The people’s inability to work led to food shortages and economic strife. Industries like the Kebal Fibre Estate and Haubner Farms in Taita-Taveta district were adversely affected and shut down indefinitely.
The labour shortage as a result of the spread of the disease led to great economic losses. A lack of seed supply and poor weather conditions in 1918 also contributed to the food shortages, manifesting in poor nutrition among the native population, who depended on subsistence crops to survive.
Further, the stark inequality between them and the settlers in terms of the standard of living devastated the population. Malnutrition meant their immunity was compromised. The elderly appeared to have been marginally affected, despite there being little data on the ages of the patients. The administration worried that overcrowding in Malindi, Mambrui and Roka, as well as a scarcity of clean water, contributed to high mortality among native Kenyans.
The fatalities recorded appeared to have been lower in areas that had more developed infrastructure, as opposed to districts like Mombasa that maintained communication with the outside world.
Districts like Nyika (present day Kilifi) and Vanga (present day Kwale) had very little marine traffic, meaning, there was little to no contact with infected passengers aboard incoming ships.
The steady rise in hospital visits in the years after the pandemic until 1925 leaves to speculation whether the government of the day was successful in the management of the pandemic.
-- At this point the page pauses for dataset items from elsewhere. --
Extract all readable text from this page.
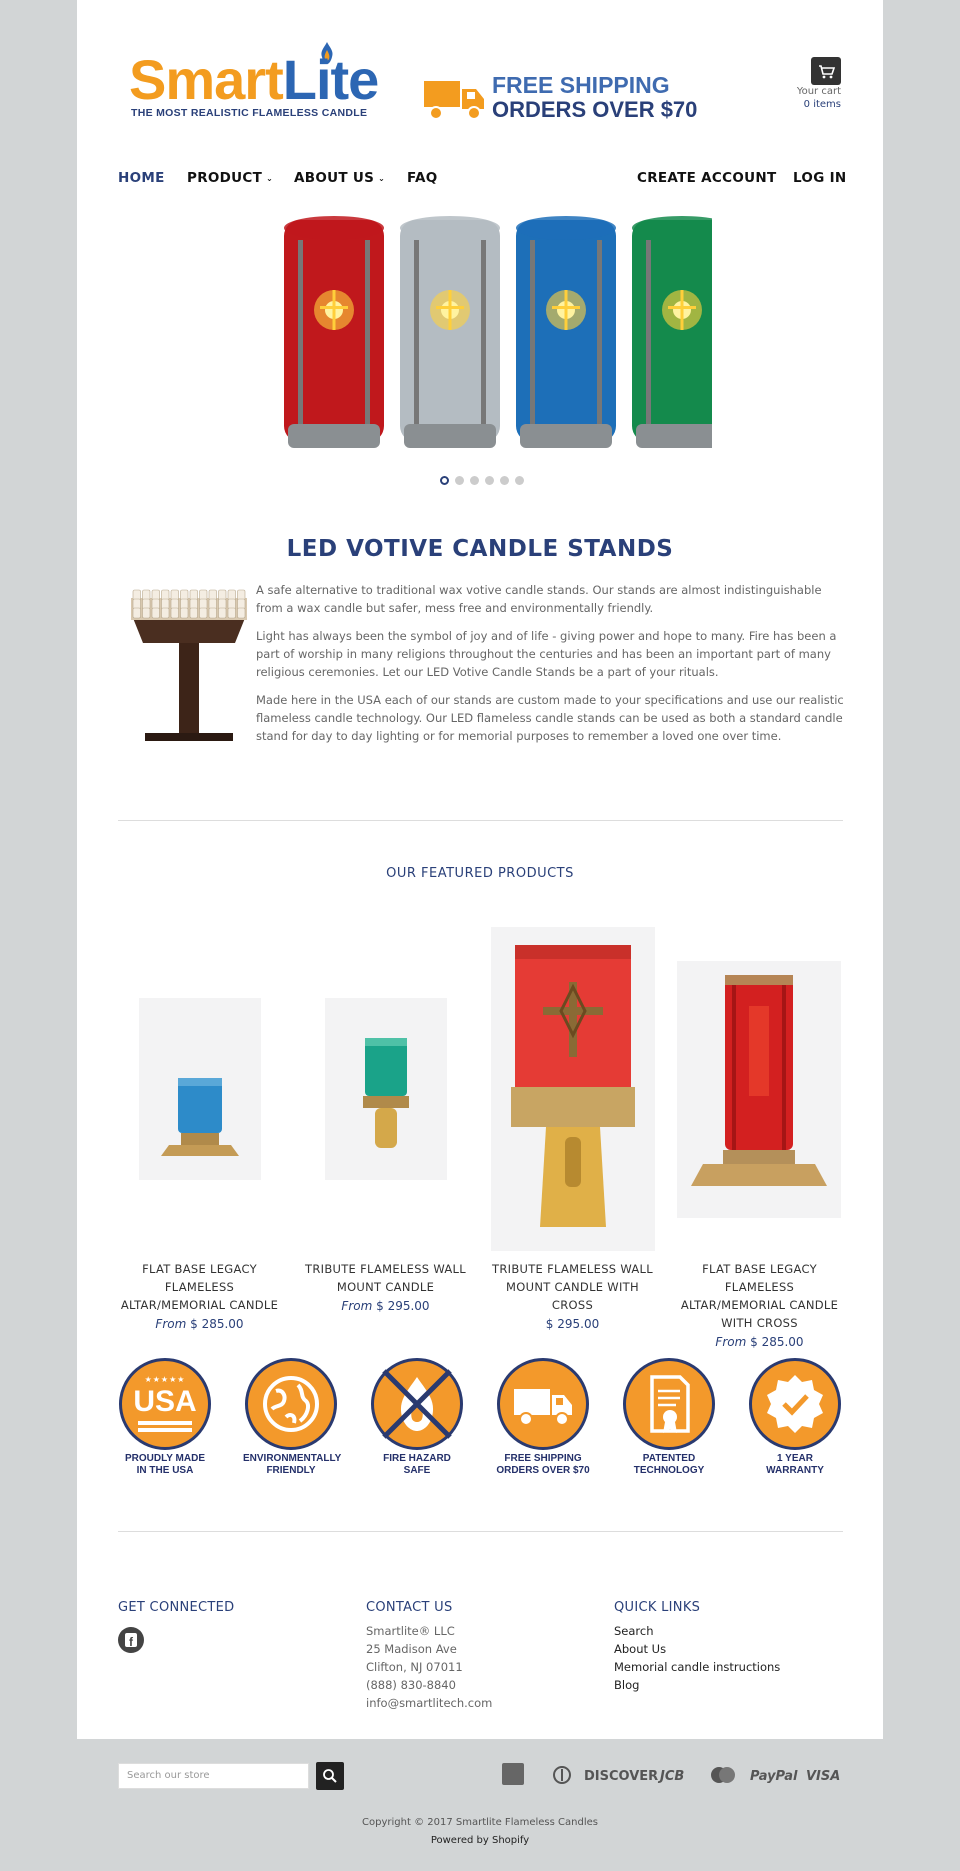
SmartLite
THE MOST REALISTIC FLAMELESS CANDLE
FREE SHIPPING
ORDERS OVER $70
Your cart
0 items
HOME PRODUCT ⌄ ABOUT US ⌄ FAQ	CREATE ACCOUNT LOG IN
LED VOTIVE CANDLE STANDS
A safe alternative to traditional wax votive candle stands. Our stands are almost indistinguishable from a wax candle but safer, mess free and environmentally friendly.
Light has always been the symbol of joy and of life - giving power and hope to many. Fire has been a part of worship in many religions throughout the centuries and has been an important part of many religious ceremonies. Let our LED Votive Candle Stands be a part of your rituals.
Made here in the USA each of our stands are custom made to your specifications and use our realistic flameless candle technology. Our LED flameless candle stands can be used as both a standard candle stand for day to day lighting or for memorial purposes to remember a loved one over time.
OUR FEATURED PRODUCTS
FLAT BASE LEGACY FLAMELESS ALTAR/MEMORIAL CANDLE
From $ 285.00
TRIBUTE FLAMELESS WALL MOUNT CANDLE
From $ 295.00
TRIBUTE FLAMELESS WALL MOUNT CANDLE WITH CROSS
$ 295.00
FLAT BASE LEGACY FLAMELESS ALTAR/MEMORIAL CANDLE WITH CROSS
From $ 285.00
★★★★★
USA
PROUDLY MADE
IN THE USA
ENVIRONMENTALLY
FRIENDLY
FIRE HAZARD
SAFE
FREE SHIPPING
ORDERS OVER $70
PATENTED
TECHNOLOGY
1 YEAR
WARRANTY
GET CONNECTED
f
CONTACT US
Smartlite® LLC
25 Madison Ave
Clifton, NJ 07011
(888) 830-8840
info@smartlitech.com
QUICK LINKS
Search
About Us
Memorial candle instructions
Blog
Search our store	DISCOVER JCB	PayPal VISA
Copyright © 2017 Smartlite Flameless Candles
Powered by Shopify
Even so, the situation was not as dire as it was in 1918. By 1920, doctors had developed improved mechanisms to deal with the disease, recording an abrupt decline in influenza-related deaths. Armed with new policies, the worst seemed to have been behind them.
The fast and deadly spread of Covid-19 reminds the world of the morbid significance of pandemics. They force the human race to act fast when threatened with sudden death and flood light on the damaging effects of inequality, especially when it comes to matters survival.
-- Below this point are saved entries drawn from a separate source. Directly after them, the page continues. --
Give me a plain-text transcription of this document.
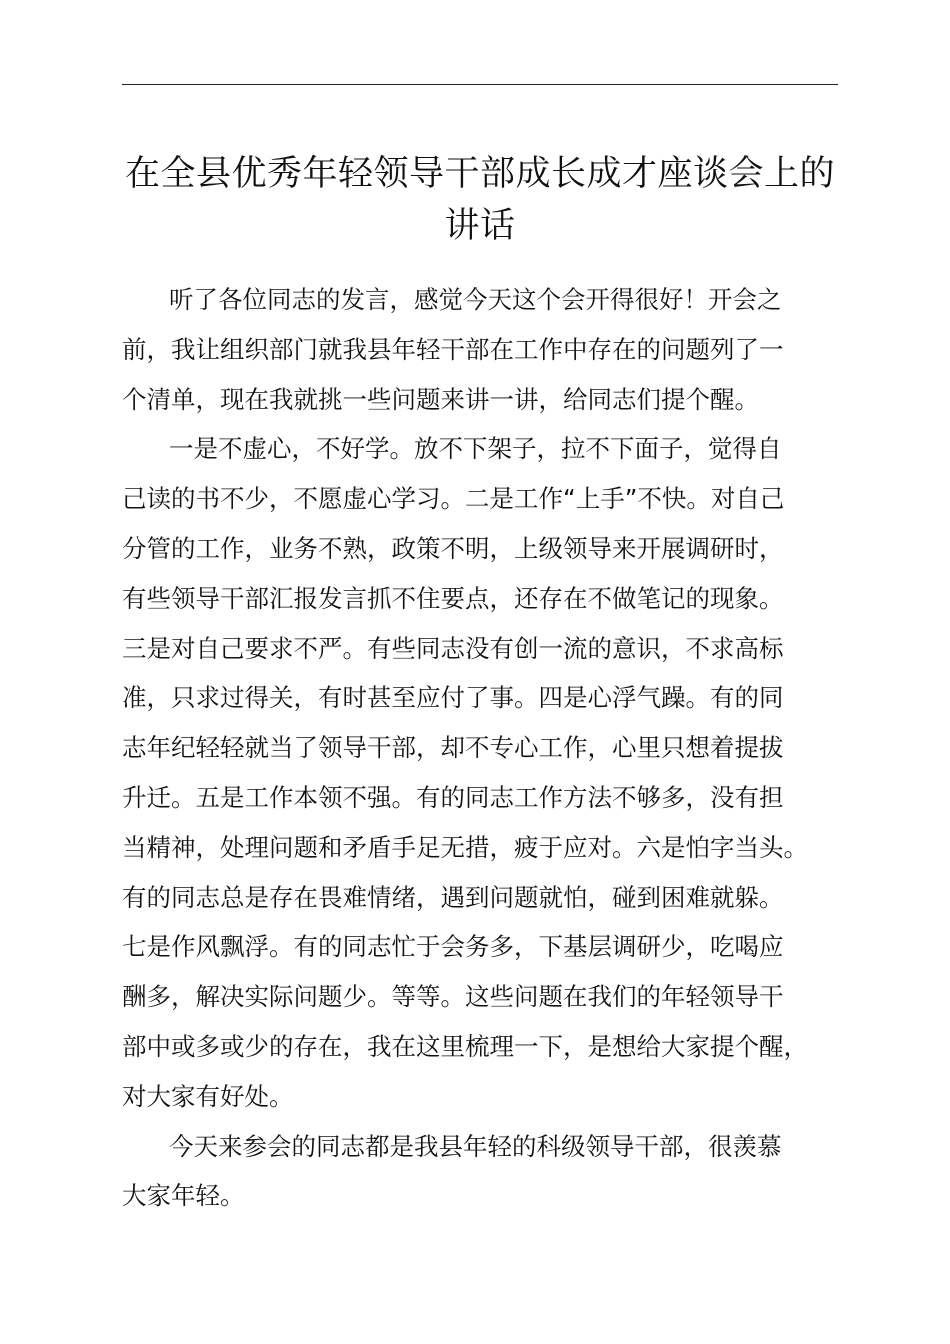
在全县优秀年轻领导干部成长成才座谈会上的
讲话

听了各位同志的发言，感觉今天这个会开得很好！开会之
前，我让组织部门就我县年轻干部在工作中存在的问题列了一
个清单，现在我就挑一些问题来讲一讲，给同志们提个醒。

一是不虚心，不好学。放不下架子，拉不下面子，觉得自
己读的书不少，不愿虚心学习。二是工作“上手”不快。对自己
分管的工作，业务不熟，政策不明，上级领导来开展调研时，
有些领导干部汇报发言抓不住要点，还存在不做笔记的现象。
三是对自己要求不严。有些同志没有创一流的意识，不求高标
准，只求过得关，有时甚至应付了事。四是心浮气躁。有的同
志年纪轻轻就当了领导干部，却不专心工作，心里只想着提拔
升迁。五是工作本领不强。有的同志工作方法不够多，没有担
当精神，处理问题和矛盾手足无措，疲于应对。六是怕字当头。
有的同志总是存在畏难情绪，遇到问题就怕，碰到困难就躲。
七是作风飘浮。有的同志忙于会务多，下基层调研少，吃喝应
酬多，解决实际问题少。等等。这些问题在我们的年轻领导干
部中或多或少的存在，我在这里梳理一下，是想给大家提个醒，
对大家有好处。

今天来参会的同志都是我县年轻的科级领导干部，很羡慕
大家年轻。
The inaccessibility of vital resources — adequate healthcare, housing, sanitation and food — is exacerbated by the spread of a pandemic. Government stability is tested by the spread of this disease and the interventions they can swiftly put in place. The social elite reveal their true selves, giving meaning to the saying “every man for himself, and God for us all.”
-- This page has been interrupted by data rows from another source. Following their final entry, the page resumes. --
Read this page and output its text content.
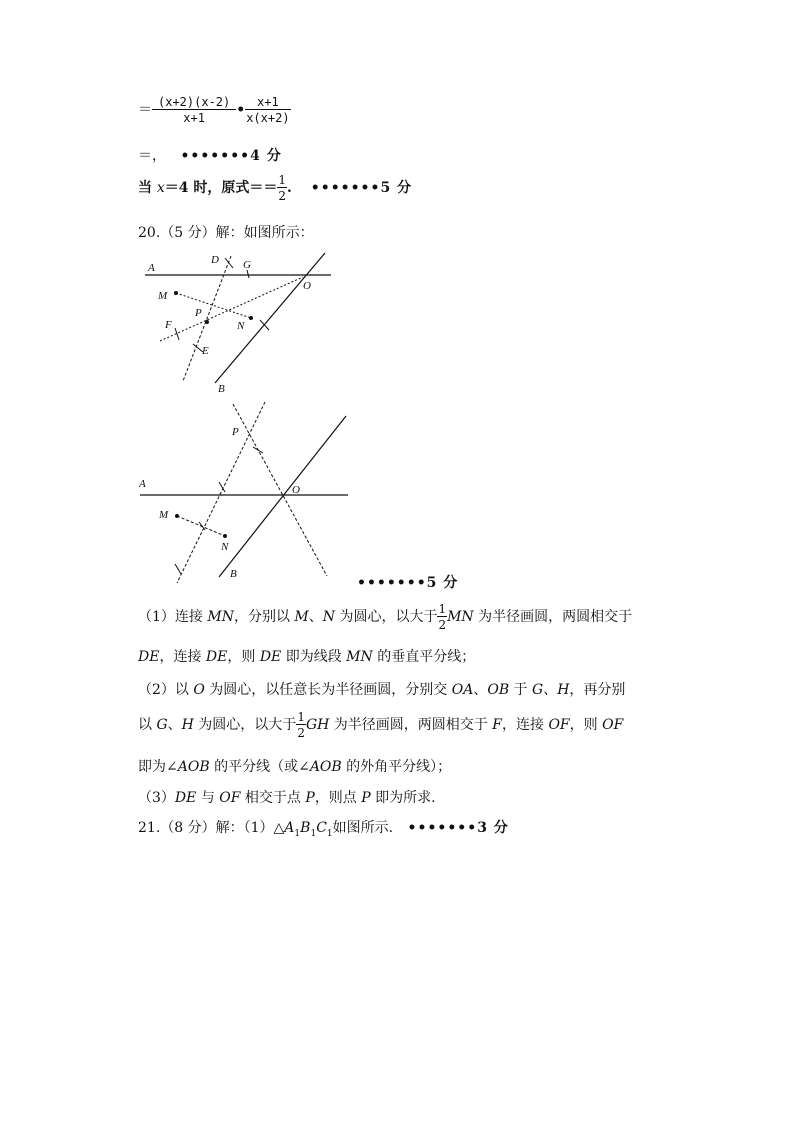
＝ $\frac{(x+2)(x-2)}{x+1}$ • $\frac{x+1}{x(x+2)}$
＝， •••••••4 分
当 x＝4 时，原式＝＝ $\frac{1}{2}$ . •••••••5 分
20.（5 分）解：如图所示：
A
D G
O
M
P
N
F
E
B
P
A	O
M
N
B
•••••••5 分
（1）连接 MN，分别以 M、N 为圆心，以大于 $\frac{1}{2}$ MN 为半径画圆，两圆相交于
DE，连接 DE，则 DE 即为线段 MN 的垂直平分线；
（2）以 O 为圆心，以任意长为半径画圆，分别交 OA、OB 于 G、H，再分别
以 G、H 为圆心，以大于 $\frac{1}{2}$ GH 为半径画圆，两圆相交于 F，连接 OF，则 OF
即为∠AOB 的平分线（或∠AOB 的外角平分线）；
（3）DE 与 OF 相交于点 P，则点 P 即为所求.
21.（8 分）解：$(1)\triangle A_1B_1C_1$如图所示. •••••••3 分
However, if history is anything to go by, mortality is universal: neither race, social status or wealth matter when it comes.
The East African Standard (with correspondents from the Mombasa Times and Uganda Argus) was the only newspaper in Kenya at the time. It was established in 1902.
Readers were predominantly white settlers. The 16-page publication featured stories oriented towards that audience, such as wartime chatter from overseas on the British and German invasions.
This meant that crucial information on preventing the infection was only available to those who could afford the paper and, moreover, understood English.